中国では、歳を取るにつれて少林拳など激しい拳法から太極拳へ方向転換する人が多く見られる。そして一度太極拳をものにした人間は二度と他の拳法に戻ることなく、太極拳以外に求めるものがないと口を揃えて言っていると聞いている。また、太極拳の諸流儀の中、陳式は套路に発勁や激しい動きがあり、年配の初心者には向かない。 陳・楊・呉・武・孫の5大流儀の中、武式を除き、呉式が最も歩距や動きが小さく年を取っても練習できる生涯スポーツだと思う。


呉式は「柔」を特徴としこの「柔」は特に相手から力を受ける推手の中でよく見られる。かかってきた「剛」の力を「柔」で受け流し、その瞬間、相手の足元を浮かしたりバランスを崩したり(いわゆる「引進落空」の技)することによって 発勁しなくても小さな力で相手を倒せる。相手と善意な腕試しなどの際に「引進落空」だけで十分試せるので相手の面子のためにも発勁で倒さないほうが賢明だ。 馬岳梁大師の晩年の珍聞はほとんどそれだ。何しろ、発勁は自己消耗にもつながるからだ。 呉式の長寿者はこの長所を見事に生かせたのではないかと思う。但し 相手とレベルが近い場合の「柔」の発揮はそう簡単ではない。その場合の自己消耗も避けられない。 太極拳の他の流儀も同様の「以柔克剛」 (「柔を以って剛を制す」の意)があるが、呉式は最も代表的だと言えよう。

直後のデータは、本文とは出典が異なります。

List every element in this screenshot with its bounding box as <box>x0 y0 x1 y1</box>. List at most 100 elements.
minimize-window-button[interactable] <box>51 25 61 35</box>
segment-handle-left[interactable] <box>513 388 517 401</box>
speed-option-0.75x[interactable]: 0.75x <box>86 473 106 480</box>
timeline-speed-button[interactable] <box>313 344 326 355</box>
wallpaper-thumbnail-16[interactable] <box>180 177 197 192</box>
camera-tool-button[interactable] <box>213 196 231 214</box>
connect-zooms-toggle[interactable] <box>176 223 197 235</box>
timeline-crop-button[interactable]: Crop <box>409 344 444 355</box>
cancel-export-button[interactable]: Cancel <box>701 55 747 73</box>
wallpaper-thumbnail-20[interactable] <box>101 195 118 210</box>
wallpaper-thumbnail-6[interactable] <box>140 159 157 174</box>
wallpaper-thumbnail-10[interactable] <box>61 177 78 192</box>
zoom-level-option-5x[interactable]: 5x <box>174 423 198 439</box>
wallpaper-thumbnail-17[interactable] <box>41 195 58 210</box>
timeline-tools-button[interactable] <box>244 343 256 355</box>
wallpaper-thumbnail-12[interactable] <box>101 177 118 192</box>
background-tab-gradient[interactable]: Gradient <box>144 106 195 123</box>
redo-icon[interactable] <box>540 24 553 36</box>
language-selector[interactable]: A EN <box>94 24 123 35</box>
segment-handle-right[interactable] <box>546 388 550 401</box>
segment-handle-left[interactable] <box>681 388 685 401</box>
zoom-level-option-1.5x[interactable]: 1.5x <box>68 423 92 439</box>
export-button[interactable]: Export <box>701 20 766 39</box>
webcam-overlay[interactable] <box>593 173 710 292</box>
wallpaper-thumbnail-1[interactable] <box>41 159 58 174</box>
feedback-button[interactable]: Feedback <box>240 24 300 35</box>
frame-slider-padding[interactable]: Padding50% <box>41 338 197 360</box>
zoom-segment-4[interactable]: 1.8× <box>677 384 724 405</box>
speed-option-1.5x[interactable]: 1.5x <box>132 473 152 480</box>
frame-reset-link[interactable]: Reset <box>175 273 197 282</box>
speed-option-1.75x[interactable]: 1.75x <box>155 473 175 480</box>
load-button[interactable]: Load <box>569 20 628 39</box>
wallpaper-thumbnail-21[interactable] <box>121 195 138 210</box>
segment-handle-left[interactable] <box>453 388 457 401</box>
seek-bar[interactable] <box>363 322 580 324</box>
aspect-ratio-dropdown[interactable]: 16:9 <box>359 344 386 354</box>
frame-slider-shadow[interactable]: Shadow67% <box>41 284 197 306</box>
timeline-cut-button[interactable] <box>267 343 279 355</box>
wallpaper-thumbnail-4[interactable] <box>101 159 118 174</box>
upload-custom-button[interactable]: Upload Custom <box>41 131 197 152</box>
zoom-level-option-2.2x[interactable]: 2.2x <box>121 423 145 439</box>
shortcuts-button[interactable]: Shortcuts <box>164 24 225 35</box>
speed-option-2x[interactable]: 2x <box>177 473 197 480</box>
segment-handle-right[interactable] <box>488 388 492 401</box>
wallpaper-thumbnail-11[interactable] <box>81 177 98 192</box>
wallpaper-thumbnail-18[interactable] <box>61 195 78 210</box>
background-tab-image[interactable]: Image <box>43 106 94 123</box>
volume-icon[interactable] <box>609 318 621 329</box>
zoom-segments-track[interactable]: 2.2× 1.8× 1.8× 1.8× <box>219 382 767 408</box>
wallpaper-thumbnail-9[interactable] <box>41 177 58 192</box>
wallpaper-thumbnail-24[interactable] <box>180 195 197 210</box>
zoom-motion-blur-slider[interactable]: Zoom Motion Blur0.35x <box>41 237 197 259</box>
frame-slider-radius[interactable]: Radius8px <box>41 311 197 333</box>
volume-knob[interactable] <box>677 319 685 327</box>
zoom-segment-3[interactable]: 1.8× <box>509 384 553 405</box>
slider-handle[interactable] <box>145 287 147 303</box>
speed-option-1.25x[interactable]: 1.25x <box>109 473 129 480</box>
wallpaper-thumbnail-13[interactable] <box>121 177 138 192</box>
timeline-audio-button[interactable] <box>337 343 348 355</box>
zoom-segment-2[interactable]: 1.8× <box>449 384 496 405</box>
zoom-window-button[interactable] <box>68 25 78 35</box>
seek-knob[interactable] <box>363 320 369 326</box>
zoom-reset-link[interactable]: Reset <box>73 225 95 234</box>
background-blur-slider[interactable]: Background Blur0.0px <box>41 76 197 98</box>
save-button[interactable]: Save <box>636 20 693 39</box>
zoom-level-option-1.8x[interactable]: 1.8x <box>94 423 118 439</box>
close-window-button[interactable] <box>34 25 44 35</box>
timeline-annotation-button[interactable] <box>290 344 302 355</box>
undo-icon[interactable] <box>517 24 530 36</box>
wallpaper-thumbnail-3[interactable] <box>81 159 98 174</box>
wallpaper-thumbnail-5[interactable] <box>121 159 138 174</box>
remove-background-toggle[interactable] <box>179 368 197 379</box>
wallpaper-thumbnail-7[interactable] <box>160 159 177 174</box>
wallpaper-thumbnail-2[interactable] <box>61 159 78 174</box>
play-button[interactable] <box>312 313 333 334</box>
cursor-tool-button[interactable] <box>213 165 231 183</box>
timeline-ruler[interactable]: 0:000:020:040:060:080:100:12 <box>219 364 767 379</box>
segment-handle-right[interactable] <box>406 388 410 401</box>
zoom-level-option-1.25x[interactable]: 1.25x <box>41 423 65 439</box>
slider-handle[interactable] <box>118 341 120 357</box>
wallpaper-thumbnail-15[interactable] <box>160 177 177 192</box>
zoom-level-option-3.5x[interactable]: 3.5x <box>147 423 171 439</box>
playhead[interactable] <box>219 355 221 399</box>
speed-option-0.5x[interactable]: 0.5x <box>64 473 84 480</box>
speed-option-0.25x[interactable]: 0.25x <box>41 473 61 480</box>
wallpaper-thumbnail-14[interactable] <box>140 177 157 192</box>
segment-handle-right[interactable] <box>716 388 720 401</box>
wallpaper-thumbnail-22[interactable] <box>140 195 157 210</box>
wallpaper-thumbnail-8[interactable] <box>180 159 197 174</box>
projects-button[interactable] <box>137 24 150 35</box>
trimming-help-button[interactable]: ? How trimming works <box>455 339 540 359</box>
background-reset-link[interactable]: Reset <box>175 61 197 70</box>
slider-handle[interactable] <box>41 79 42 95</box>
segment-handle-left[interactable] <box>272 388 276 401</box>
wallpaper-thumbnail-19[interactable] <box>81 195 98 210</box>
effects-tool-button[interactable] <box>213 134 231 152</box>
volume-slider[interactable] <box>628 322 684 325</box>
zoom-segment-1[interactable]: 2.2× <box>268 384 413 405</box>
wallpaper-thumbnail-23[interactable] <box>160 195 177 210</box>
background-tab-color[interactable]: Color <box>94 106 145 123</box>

呉式は陳式と楊式のエッセンスの集大成なだけに内容が極めて豊富だ。推手実戦のすべてのケースに対応した定歩推手の十三式もあれば、八卦掌かと一瞬錯覚するほど敵の後ろへ回る活歩推手の九宮歩、七星歩、連環歩もある。また、太極剣・刀・槍・桿などの器械トレーニングにおいても 剣の套路だけでも「乾坤剣」、「七星剣」、「連環剣」と3種類あり その豊富さは太極拳の諸流儀の中で類比するものがなかろう。更に、94式もある動作を5~6分で終わる快拳も希少価値がある。太極拳の他の流儀にもこれに相当する套路が昔からあるが、存命中の伝人が僅かしか残っていないのも事実だ。世間の人の目に映る太極拳はやはりゆっくりと動くものしかないのだ。


呉式にも簡化版がある。 呉英華大師と馬岳梁大師によって編成された 「呉式精簡太極拳」、両大師の長男・現上海鑑泉太極拳社社長の馬海龍大師によって編成された「呉式太極拳十六式」のいずれも 太極拳の普及のために作られたものだ。簡化版は動作の式が省略されただけで要求が下げられたわけではないことに十分注意を要する。 さもなければ太極拳の効果が望めない。また、動作が少ないため一通り行っても運動量が足りないことがある。その場合は同一内容の反復練習が必要だ。


筆者の師匠の一人である蒋忠保大師(楊式五代目伝人)は 陳・呉・武の諸流儀に精通しておられ、呉式の「斜中正」の動きをお辞儀と形容され、「呉式のこのお辞儀はすばらしい。吾ら武術を学ぶ者はこのような謙虚さが必要だ」と 冗談半分でおっしゃられた。上海でも指折りの武術の達人のさりげない冗句がとても印象的だった。これも呉式太極拳の魅力の一つとして肝に銘じたいと思う。